Варвара Николаевна ничего не сказала, но подумала, что Владимир прав, потому что она знала непрактичность и способность увлекаться своей сестры.
— Так ты и отдай ему.
— Ах! Это невозможно. Мы пробовали. Начинается такая мелочность, такое économie de bouts de chandelles…[29]и потом ни мне, ни Вере, — Вера была ее шестнадцатилетняя дочь, — невозможно за каждой мелочью ходить к нему.
— А Вера est dépensière?[30]
— Нет, не очень. Но, как все девочки, не знает цены деньгам. Просила лошадь верховую, потому что у Лили есть. А в Ницце держать лошадь, ты знаешь, что это стоит, грума, ça coûte les yeux de la tête[31].

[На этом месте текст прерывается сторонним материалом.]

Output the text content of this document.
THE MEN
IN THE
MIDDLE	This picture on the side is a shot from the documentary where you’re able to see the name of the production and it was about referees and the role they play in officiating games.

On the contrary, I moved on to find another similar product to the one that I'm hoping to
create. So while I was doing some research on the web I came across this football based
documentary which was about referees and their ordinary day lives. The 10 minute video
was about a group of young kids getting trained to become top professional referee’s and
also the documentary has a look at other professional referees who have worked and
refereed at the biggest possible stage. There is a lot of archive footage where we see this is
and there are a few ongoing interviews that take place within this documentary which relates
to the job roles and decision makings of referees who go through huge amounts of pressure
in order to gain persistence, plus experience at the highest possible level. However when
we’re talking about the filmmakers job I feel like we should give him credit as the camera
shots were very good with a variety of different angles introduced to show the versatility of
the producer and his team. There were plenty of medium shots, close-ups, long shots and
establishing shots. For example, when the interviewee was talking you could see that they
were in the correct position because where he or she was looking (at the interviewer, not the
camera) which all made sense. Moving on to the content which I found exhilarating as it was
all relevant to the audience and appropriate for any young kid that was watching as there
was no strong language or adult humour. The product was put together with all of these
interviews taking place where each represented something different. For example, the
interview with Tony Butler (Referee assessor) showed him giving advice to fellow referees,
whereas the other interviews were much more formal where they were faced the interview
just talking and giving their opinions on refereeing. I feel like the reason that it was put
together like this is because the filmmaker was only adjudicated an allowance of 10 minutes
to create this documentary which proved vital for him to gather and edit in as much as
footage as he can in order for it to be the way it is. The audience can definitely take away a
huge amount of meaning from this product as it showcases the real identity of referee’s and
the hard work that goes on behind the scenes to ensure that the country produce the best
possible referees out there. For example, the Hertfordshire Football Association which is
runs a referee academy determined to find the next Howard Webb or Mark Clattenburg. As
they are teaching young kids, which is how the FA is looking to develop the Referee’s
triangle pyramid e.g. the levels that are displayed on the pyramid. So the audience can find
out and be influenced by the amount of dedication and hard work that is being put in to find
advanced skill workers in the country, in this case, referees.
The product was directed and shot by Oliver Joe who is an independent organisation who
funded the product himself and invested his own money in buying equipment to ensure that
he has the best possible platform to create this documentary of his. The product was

— A что, Лили все не выходит замуж? — спросила Варвара Николаевна, — и Марья Николаевна, не замечая того, что они говорили о совсем другом, тотчас же начала рассказывать про Лили, про ее кокетство и про то, отчего она не выходит замуж. При этом Варвара Николаевна рассказала про себя, про то, что Марья Николаевна давно знала, что она совсем не хотела выходить замуж и что теперь часто говорит это Анатолю. На что Марья Николаевна заметила, что они все ужасно глупы и непоследовательны, и хотела рассказать о случае непоследовательности, но Варвара Николаевна привела свои более сильные примеры непоследовательности своего мужа.
— Да, это они все, — сказала Марья Николаевна, отыскивая рукой черепаховую шпильку. Варвара Николаевна подала ей ее и спросила, так ли всё носят волосы. Вследствие чего разговор перешел на прически.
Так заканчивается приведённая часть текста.